Zhu Min, Deputy Governor of People's Bank of China elaborated:
"Risk for sovereign debt crisis is real."
"If you are looking further, the current economic rebound is very weak, it's supported by government expenditure. We don't see a very strong growth engine behind the whole thing in the whole world. Soft landing, government stimuli (driven) rebound growth and landing in self sustainable growth. Even if we (have) soft landing, we need to land to structural economic growth. There is no guarantee everyone will be able to do soft landing. That's potential risk for the global economy today. The U.S. and Europe have around 10 percent of the unemployment rate.....
"It's (the financial sector) still very fragile. Balance mismatching is still a big issue. Obviously more regulation is deserved...."
"The real risk for the global economy is capital flow. Carry trade for dollar is a massive issue today. It causes huge volatility.
It's every important to have stable yuan. It's absolutely important that having stable yuan is good for China and good for the world."
Losef Ackermann, Ceo, Deutsche bank "There are some uncertainties about asset inflation, about commercial real estate in some part of the world, sovereign risk and certainly some of the global imbalances.

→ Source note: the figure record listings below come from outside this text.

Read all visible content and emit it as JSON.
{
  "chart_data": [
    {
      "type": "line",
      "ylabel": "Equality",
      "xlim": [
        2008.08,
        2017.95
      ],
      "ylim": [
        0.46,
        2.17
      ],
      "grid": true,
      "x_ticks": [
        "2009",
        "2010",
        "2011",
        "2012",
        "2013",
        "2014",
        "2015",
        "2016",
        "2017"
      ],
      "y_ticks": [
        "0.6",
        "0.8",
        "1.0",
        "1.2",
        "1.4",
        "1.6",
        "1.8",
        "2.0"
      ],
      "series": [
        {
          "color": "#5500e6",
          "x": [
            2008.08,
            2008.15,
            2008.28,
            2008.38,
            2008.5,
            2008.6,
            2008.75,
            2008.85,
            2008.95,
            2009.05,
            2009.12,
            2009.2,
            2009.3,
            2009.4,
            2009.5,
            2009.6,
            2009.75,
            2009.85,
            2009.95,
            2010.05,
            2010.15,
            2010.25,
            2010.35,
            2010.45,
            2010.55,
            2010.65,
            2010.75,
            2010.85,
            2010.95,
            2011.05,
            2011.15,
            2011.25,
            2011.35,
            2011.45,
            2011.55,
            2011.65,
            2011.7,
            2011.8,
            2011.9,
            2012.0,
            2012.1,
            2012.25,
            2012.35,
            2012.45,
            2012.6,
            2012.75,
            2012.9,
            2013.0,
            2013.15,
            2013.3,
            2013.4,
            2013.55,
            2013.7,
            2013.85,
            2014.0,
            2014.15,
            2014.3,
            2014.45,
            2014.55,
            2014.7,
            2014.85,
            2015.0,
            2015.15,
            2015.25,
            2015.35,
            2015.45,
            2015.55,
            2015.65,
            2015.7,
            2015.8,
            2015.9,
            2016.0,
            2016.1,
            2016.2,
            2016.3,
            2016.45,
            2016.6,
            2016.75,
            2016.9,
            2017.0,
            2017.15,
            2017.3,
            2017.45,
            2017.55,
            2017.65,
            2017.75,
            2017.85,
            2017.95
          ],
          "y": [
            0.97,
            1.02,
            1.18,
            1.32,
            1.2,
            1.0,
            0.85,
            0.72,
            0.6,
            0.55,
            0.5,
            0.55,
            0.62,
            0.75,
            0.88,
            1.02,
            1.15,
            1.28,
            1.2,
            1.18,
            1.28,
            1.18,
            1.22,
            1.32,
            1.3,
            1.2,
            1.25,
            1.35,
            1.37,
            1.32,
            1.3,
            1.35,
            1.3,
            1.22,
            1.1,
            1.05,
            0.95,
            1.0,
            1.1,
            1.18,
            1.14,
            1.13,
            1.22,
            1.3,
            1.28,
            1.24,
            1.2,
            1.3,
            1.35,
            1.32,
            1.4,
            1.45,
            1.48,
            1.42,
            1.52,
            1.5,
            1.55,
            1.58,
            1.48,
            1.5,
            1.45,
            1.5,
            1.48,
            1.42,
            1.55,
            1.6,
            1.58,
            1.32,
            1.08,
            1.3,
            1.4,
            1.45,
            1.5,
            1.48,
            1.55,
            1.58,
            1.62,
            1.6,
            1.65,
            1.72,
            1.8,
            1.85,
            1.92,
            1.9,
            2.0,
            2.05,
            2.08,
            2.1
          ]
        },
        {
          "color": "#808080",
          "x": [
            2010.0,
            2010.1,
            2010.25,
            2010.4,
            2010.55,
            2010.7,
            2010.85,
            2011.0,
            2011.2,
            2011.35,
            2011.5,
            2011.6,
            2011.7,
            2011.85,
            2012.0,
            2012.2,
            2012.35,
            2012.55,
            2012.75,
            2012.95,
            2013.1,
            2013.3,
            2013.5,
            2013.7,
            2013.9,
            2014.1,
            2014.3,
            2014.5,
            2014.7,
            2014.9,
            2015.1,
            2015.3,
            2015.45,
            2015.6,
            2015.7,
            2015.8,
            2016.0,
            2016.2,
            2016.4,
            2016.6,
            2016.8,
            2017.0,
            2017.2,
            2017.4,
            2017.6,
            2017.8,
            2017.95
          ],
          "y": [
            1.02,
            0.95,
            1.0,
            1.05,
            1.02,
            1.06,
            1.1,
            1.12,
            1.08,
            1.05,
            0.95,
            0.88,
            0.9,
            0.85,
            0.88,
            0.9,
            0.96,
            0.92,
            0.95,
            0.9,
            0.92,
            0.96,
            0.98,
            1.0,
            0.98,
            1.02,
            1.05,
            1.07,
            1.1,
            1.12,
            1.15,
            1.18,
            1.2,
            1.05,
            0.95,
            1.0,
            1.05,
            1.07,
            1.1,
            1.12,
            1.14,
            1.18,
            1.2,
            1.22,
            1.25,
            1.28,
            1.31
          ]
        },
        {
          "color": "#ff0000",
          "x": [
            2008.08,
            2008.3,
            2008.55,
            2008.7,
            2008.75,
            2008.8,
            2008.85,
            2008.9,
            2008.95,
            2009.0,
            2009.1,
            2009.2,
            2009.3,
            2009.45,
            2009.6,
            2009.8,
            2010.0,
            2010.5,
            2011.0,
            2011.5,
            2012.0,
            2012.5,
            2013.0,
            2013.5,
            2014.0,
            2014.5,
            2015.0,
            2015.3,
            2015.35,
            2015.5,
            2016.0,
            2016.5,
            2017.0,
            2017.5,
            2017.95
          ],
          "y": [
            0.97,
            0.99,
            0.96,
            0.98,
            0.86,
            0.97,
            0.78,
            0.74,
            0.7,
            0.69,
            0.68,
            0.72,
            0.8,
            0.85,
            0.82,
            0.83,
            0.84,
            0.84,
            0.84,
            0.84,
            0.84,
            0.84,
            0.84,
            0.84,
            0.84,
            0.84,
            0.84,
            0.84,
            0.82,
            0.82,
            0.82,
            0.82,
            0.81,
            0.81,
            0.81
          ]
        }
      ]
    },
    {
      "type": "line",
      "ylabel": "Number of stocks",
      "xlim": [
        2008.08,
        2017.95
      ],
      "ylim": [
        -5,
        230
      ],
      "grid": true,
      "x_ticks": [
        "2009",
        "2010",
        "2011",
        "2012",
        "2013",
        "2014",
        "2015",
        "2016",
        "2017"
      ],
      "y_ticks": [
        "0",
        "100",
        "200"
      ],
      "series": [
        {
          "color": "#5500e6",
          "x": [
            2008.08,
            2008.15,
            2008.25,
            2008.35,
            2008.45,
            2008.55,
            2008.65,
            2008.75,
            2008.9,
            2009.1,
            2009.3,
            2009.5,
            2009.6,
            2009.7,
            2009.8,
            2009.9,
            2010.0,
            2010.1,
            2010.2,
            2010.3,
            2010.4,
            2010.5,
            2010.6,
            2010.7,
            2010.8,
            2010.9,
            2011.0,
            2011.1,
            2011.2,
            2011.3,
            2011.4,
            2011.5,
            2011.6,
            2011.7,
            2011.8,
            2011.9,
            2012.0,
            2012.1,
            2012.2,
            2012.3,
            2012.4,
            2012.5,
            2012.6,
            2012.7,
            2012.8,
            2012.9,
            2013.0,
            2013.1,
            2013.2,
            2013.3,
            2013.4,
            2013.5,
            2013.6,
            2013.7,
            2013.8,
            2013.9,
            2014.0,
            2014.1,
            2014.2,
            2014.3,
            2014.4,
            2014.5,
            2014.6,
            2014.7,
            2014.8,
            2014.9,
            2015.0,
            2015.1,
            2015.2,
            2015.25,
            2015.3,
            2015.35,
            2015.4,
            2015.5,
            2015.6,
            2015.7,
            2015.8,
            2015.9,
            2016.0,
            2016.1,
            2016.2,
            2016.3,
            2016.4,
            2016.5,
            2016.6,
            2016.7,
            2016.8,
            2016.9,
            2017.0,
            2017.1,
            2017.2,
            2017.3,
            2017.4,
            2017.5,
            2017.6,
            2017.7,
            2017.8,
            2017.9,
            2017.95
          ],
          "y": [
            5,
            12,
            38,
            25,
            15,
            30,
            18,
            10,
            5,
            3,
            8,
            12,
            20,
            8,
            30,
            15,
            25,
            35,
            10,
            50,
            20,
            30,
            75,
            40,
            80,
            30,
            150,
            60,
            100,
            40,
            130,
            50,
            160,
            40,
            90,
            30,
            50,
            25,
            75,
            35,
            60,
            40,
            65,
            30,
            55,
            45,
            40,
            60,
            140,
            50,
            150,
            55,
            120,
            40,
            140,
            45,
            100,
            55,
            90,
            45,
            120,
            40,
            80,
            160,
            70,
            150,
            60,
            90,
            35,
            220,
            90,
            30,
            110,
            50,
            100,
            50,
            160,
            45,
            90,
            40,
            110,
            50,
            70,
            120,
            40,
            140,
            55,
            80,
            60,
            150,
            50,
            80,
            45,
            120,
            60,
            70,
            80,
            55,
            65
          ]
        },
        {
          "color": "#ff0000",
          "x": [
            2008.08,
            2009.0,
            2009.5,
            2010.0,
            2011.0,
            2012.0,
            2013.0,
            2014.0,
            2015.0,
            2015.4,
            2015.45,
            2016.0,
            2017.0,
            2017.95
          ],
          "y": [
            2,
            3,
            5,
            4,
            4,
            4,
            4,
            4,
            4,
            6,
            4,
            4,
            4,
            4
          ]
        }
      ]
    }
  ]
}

"We will continue to grow but at a more modest pace, on the global scale... you will see strong growth in the emerging economies...
"We should not underestimate the fact that we are in a transforming phase in the world economy."
Among others reporters also cited a governing council member, European Central Bank, Alex Weber's speech:
"We have to do monetary policy for the (monetary) union as a whole... we cannot take into our decisions developments in certain parts."
"We don't expect inflation to significantly surpass 2 percent, so what we are seeing is in line with our definition of price stability and on that end, I am not concerned," Weber told reporters. "We think rates are appropriate at the time."
Reuters has contributed to the report.